In silico identification of molecular mimicry between T-cell epitopes of borrelia burgdorferi and the human proteome: implications for autoimmune response in Lyme disease

Abstract

Autoimmune disorder is a dysfunctional immune system in a body, which attacks its own cells. Borrelia burgdorferi, a pathogenic bacterium, shares an intrinsic relation to Lyme disease in humans causing autoreactive responses that remained a serious health concern for the public. Molecular mimicry is one of the primary mechanisms by which pathogen or toxic chemicals induce autoimmunity. In this research, a pipeline of bioinformatics tools was applied for examining the molecular mimicry between human and B. burgdorferi protein sequences from a structural perspective. In addition, the potential antigenic peptides of this bacteria similar to the peptides of human were classified and the fundamental molecular mechanisms of autoimmune disorders were analyzed. To initiate the study, proteome databases were retrieved and removed their paralogous sequences. Subsequently, the homologous proteins were identified along with enrichment pathways. Then, the subcellular localization of proteins were predicted followed by the prediction of MHC class II epitopes.

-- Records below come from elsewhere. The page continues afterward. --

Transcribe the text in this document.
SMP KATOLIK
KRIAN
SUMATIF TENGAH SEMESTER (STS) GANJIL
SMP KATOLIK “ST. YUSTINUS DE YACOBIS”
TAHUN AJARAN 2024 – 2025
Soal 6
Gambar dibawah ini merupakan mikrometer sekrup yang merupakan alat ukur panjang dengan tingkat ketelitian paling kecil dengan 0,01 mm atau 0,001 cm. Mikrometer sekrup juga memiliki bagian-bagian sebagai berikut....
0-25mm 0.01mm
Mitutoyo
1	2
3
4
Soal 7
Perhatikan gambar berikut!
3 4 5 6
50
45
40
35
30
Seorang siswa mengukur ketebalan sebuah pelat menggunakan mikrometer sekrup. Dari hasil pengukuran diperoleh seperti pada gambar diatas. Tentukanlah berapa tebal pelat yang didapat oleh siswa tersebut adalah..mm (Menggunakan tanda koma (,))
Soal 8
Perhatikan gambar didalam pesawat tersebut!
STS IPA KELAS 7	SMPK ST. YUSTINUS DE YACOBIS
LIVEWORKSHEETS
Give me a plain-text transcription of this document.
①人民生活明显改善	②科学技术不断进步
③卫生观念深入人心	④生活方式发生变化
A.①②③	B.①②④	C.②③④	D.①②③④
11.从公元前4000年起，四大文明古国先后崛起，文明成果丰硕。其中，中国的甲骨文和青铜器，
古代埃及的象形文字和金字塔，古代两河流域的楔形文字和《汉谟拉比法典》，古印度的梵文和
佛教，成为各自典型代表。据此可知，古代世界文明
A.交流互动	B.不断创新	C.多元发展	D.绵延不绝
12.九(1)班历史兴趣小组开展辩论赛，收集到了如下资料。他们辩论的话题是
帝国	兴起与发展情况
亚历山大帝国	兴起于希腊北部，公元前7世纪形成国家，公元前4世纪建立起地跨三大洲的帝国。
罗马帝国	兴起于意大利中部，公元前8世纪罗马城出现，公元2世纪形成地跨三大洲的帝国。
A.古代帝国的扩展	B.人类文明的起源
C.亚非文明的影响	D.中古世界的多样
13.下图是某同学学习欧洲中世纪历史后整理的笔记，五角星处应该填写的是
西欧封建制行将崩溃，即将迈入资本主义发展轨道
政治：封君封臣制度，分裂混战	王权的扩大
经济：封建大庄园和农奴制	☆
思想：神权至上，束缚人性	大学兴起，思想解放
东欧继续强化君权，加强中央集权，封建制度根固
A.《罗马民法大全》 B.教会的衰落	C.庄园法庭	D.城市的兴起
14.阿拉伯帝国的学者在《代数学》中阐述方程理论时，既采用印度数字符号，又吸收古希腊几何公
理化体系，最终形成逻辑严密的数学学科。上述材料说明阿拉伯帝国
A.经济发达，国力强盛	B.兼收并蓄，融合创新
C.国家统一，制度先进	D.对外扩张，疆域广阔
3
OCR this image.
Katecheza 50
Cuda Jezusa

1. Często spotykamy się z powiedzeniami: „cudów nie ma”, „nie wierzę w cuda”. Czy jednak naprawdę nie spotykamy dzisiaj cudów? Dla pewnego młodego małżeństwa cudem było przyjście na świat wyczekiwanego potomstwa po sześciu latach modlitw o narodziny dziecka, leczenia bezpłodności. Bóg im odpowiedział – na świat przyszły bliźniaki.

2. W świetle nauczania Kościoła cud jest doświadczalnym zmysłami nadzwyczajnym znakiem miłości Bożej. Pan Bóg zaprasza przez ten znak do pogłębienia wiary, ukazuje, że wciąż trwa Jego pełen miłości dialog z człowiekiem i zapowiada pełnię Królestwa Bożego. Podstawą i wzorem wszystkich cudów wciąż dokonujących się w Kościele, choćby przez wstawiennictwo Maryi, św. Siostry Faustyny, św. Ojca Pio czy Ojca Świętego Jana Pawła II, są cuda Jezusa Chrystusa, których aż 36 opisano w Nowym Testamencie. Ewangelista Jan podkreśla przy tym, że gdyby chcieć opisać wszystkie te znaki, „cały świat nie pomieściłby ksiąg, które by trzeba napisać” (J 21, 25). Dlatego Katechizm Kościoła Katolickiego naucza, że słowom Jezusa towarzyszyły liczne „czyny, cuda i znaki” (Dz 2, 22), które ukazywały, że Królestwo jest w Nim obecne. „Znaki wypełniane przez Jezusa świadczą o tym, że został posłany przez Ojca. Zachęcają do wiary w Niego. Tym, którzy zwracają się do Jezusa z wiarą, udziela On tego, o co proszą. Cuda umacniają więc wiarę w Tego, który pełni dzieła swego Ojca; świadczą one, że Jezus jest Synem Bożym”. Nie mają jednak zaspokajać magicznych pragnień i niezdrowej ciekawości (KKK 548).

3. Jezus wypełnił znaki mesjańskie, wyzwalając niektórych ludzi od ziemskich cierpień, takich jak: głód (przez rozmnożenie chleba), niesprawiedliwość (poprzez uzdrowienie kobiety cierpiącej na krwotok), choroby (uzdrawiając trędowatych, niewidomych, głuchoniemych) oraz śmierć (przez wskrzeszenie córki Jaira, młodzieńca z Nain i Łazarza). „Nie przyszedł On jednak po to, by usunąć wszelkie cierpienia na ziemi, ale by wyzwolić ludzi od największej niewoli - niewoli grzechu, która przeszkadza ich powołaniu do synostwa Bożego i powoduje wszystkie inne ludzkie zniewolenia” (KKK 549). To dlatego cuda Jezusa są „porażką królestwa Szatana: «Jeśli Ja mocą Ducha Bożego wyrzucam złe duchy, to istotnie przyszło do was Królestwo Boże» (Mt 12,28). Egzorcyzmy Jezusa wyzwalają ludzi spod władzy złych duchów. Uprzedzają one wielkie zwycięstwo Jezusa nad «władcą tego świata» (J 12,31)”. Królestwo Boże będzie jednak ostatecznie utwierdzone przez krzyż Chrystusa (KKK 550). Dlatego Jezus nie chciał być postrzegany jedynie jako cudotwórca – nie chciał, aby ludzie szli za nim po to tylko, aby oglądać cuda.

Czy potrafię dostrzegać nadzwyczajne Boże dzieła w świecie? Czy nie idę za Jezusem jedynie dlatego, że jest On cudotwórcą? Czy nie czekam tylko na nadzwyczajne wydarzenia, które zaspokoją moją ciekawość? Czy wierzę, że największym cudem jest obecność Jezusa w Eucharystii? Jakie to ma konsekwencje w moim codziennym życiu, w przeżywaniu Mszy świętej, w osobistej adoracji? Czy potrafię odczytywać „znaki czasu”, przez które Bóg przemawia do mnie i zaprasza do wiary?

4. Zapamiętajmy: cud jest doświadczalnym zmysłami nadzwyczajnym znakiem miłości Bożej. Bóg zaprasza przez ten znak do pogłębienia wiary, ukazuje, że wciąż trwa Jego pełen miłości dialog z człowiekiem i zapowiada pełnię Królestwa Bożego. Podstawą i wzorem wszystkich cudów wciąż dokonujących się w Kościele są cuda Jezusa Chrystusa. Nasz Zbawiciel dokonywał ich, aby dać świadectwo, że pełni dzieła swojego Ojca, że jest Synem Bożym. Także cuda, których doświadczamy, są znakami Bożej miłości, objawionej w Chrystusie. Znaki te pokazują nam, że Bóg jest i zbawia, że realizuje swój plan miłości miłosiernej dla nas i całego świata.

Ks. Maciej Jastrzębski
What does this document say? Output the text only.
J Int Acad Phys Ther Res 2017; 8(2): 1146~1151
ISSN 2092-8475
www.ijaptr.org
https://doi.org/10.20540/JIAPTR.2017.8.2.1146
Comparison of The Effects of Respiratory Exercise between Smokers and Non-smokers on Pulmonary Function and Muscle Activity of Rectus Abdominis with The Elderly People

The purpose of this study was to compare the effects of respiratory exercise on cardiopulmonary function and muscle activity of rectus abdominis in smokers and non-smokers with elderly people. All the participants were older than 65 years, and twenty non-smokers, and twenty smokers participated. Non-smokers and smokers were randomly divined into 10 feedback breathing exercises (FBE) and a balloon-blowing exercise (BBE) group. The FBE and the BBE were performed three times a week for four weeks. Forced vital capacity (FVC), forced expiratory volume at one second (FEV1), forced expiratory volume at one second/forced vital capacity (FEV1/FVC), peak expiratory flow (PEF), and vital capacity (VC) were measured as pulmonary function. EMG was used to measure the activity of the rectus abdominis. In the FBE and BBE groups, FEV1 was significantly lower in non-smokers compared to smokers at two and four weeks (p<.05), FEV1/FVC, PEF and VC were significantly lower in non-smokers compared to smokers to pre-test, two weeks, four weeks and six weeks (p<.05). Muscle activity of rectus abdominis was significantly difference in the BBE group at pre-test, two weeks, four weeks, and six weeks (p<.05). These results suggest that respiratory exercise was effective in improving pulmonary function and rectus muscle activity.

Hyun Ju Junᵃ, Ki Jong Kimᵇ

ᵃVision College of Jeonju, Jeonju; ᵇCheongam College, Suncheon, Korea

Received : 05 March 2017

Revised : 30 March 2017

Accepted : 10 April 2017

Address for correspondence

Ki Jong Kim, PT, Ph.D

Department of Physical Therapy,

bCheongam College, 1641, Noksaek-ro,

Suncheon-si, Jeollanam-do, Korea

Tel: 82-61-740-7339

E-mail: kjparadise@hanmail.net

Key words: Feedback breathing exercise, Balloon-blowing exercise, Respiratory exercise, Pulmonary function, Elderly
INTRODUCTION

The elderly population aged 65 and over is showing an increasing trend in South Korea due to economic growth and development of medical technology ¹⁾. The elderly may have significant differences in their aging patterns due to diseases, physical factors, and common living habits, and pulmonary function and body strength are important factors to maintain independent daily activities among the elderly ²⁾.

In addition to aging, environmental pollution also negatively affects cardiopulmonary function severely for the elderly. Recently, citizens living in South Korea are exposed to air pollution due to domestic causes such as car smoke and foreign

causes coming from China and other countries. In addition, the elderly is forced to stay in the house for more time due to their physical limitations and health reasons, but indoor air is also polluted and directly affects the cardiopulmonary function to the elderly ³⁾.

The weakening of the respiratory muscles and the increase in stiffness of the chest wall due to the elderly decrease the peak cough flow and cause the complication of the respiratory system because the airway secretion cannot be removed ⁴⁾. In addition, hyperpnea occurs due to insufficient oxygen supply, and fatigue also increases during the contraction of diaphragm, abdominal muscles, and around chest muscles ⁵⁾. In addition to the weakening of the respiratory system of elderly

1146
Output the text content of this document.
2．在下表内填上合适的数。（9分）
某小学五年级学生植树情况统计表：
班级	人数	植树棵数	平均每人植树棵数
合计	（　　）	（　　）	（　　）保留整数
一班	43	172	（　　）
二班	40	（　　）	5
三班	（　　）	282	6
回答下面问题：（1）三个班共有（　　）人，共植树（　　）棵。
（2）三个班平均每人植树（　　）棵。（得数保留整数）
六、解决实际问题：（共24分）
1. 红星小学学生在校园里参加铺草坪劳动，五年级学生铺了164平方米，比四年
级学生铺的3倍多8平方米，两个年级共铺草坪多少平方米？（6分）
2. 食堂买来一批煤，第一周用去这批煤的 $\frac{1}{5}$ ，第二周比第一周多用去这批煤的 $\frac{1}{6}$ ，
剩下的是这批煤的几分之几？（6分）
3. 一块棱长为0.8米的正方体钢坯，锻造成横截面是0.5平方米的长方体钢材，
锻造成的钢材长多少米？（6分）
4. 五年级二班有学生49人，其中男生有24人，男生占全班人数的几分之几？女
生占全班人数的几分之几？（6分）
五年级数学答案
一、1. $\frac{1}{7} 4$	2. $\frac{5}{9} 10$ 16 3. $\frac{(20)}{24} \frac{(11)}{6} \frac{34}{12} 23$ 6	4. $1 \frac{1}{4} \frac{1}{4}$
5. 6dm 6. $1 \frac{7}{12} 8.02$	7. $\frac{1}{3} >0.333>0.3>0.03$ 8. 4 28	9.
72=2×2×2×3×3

Additionally, the 3D structure of the epitopes was modelled for comparing the structure of host and pathogen. The bacterial epitopes DFTIEVERSLRVLDG, LRLKKLIIDIMSNQI and VIAQLLFLESEDSSK that superimposed with the respective host epitopes DFTIEVERALRVLDG, MKLKKQLYNIYAKHT and VIAQLLFLQSESNKK showed 100% binding which were highly predicted cross reactivity. Finally, docking scores of these bacterial epitopes revealed the binding affinity towards the host HLA alleles including DRB1*07:01, DRB1*01:01and DRB4*01:01 that may lead to autoimmune disorders in humans caused by B. burgdorferi infection.